(2) Russie : restructurations et investissements massifs
La Russie bénéficie de l'héritage de l'URSS dans le domaine spatial. Au milieu des années 1990, elle a assuré la commercialisation des lanceurs développés par l'industrie soviétique par le biais de partenariats avec des sociétés occidentales.
Ainsi, en 1993, un joint venture a été créé entre les sociétés Lockheed, Khrunichev et Energia (LKEI) pour la commercialisation de la fusée Proton, dont le premier lancement remonte à 1965. En 1995, à la suite de la fusion des sociétés américaines Lockheed et Martin Marietta, la société International Launch services (ILS) a été créée pour la commercialisation des services de lancement de Proton et de la fusée américaine Atlas. En 2006, la société Space Transport Inc. a acheté la part possédée par Lockheed Martin dans ILS, qui se concentre depuis lors sur la commercialisation du seul lanceur Proton, tandis que le lanceur américain Atlas V (de même que la fusée Delta) est opéré par un joint venture formé en 2006 entre Lockheed Martin et Boeing (ULA, pour United Launch Alliance ). Khrunichev est devenu l'actionnaire majoritaire d'ILS en 2008.
Sea Launch est un autre exemple de ce type de partenariat : créée en 1995, il implique Boeing, la société russe Energia (héritière de toute la politique spatiale soviétique, notamment dans le domaine du vol habité), le Norvégien Kvaerner Maritime et deux sociétés ukrainiennes fournissant une partie du lanceur, d'origine soviétique, Zenit. Les lancements ont lieu à partir d'une plateforme mobile placée en mer au niveau de l'équateur. Après avoir connu un échec en 2007, Sea Launch est entrée en procédure de faillite (chapitre 11 de la loi américaines sur les faillites) en 2009, mais a redémarré ensuite les lancements, après une reprise par Energia en 2010. Sa filiale Land Launch utilise une variante de ce système, dans laquelle la fusée Zenit est lancée de Baïkonour.
Eurockot est un autre exemple de coopération industrielle. Il s'agit d'un joint venture entre EADS Astrium (51 %) et Khrunichev (49 %), commercialisant le lanceur léger Rockot, dérivé d'un missile intercontinental soviétique, lancé à partir de la base russe de Plesetsk.

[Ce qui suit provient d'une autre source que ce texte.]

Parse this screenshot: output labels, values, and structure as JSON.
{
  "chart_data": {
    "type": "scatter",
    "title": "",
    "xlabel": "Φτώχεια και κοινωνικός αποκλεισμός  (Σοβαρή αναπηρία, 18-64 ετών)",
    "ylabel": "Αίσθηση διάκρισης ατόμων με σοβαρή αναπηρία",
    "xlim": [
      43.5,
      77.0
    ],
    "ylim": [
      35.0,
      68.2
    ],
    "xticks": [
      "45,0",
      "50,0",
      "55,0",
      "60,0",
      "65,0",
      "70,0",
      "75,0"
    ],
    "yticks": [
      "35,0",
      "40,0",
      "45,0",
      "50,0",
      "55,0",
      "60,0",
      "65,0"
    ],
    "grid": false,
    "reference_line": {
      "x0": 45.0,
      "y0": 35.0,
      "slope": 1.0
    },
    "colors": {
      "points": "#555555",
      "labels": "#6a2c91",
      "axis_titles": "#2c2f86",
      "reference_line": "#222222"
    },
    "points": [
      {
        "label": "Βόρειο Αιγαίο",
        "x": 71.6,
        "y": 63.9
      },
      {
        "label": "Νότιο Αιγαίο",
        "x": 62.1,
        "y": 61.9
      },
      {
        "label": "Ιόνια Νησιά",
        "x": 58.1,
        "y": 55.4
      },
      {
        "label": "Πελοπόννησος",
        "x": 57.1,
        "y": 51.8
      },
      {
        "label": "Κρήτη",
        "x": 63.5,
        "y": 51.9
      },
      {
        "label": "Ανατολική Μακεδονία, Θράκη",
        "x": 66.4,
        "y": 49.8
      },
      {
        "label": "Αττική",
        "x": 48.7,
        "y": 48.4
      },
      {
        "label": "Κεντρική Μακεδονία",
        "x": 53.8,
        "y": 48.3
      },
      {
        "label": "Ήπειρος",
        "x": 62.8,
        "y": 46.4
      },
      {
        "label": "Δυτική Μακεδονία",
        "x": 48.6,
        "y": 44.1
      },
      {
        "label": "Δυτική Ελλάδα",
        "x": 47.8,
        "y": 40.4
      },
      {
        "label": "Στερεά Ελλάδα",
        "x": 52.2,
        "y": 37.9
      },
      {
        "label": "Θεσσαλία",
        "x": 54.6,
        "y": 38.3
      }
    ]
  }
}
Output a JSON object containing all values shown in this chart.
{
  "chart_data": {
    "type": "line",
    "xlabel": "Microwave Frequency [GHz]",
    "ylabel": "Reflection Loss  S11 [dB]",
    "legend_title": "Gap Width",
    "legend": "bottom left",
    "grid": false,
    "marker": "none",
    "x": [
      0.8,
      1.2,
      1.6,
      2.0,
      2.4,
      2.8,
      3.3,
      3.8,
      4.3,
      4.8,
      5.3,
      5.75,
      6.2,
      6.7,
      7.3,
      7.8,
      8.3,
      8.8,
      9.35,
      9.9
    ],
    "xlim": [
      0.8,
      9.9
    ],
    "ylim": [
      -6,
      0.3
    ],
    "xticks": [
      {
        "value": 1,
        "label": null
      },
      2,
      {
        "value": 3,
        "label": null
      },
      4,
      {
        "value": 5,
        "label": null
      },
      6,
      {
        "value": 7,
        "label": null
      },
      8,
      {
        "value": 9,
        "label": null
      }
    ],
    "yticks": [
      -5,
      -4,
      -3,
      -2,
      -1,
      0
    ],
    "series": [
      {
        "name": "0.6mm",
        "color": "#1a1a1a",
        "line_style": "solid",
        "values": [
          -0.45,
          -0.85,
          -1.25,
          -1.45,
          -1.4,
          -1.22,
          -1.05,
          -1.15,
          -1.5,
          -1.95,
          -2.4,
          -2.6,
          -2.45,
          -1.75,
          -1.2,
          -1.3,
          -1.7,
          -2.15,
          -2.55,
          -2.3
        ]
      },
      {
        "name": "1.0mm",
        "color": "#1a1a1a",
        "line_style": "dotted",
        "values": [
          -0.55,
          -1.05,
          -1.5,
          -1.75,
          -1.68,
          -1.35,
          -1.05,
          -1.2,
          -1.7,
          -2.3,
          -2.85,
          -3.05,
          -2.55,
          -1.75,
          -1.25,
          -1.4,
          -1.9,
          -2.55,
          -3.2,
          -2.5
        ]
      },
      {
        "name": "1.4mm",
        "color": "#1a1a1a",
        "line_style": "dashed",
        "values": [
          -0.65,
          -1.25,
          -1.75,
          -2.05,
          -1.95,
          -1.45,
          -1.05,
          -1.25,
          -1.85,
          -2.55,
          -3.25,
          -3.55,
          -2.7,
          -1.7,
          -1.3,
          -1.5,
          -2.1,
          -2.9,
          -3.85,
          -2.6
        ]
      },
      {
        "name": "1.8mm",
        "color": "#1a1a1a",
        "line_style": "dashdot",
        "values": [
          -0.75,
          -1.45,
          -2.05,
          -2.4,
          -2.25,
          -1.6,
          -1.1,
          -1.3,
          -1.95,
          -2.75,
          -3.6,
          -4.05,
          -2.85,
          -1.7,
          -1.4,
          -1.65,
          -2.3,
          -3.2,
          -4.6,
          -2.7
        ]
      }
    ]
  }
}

Enfin, cette politique de coopération est à l'origine de la création de la société Starsem (1996), filiale d'Arianespace, constituée avec Astrium, l'Agence spatiale russe Roskosmos et le Centre spatial de Samara, chargée de commercialiser le lanceur moyen Soyouz. La réussite de cette coopération fut le prélude à l'installation de Soyouz au Centre spatial guyanais (CSG). Arianespace poursuit parallèlement une activité de lancements depuis Baïkonour par l'intermédiaire de cette filiale. Pour la Russie, ce partenariat avec l'Europe permet d'augmenter le nombre de lanceurs produits à Samara (environ 10-15 par an aujourd'hui, contre une soixantaine au début des années 1980...). Il rend possible le lancement de satellites institutionnels européens, tels que Galileo ou Pléiades, pour lesquels le lancement à partir du territoire européen est requis. Il permet un accroissement des performances du lanceur par rapport à Baïkonour, le CSG étant idéalement situé, près de l'équateur.
La Russie a récemment restructuré son industrie qui était très dispersée (plus de 500 entreprises) avec pour objectif de créer, à terme, 4 à 5 holdings concurrentes. Ces transformations sont probablement indirectement à l'origine des échecs subis en 2011, lors de 4 lancements, et précédemment (Proton a connu un échec par an en moyenne depuis six ans).
Il y a fort à parier que les difficultés rencontrées par la Russie seront transitoires, d'autant que ce pays investit massivement pour relancer sa politique spatiale. Un nouveau port spatial est en construction à l'est du pays (Vostotchny) et une nouvelle famille de lanceurs (Angara) est en cours de développement, pour assurer l'indépendance de la Russie, notamment vis-à-vis des anciens États de l'URSS, la base de Baïkonour, actuellement utilisée pour les lancements de Proton, Soyouz et Zenit, étant située au Kazakhstan.
Depuis l'arrêt par les Américains de la Navette spatiale (2011), les Russes sont les seuls à procéder à des vols habités vers l'ISS, grâce à la version adaptée du lanceur Soyouz, opérés depuis Baïkonour.
Enfin, la Russie est très présente dans la coopération avec de nombreux pays (Chine, Inde, Brésil). Bien placée sur le marché des lanceurs, elle souhaiterait, à l'avenir, accroître sa présence sur le marché des autres services spatiaux (satellites de télécommunication notamment).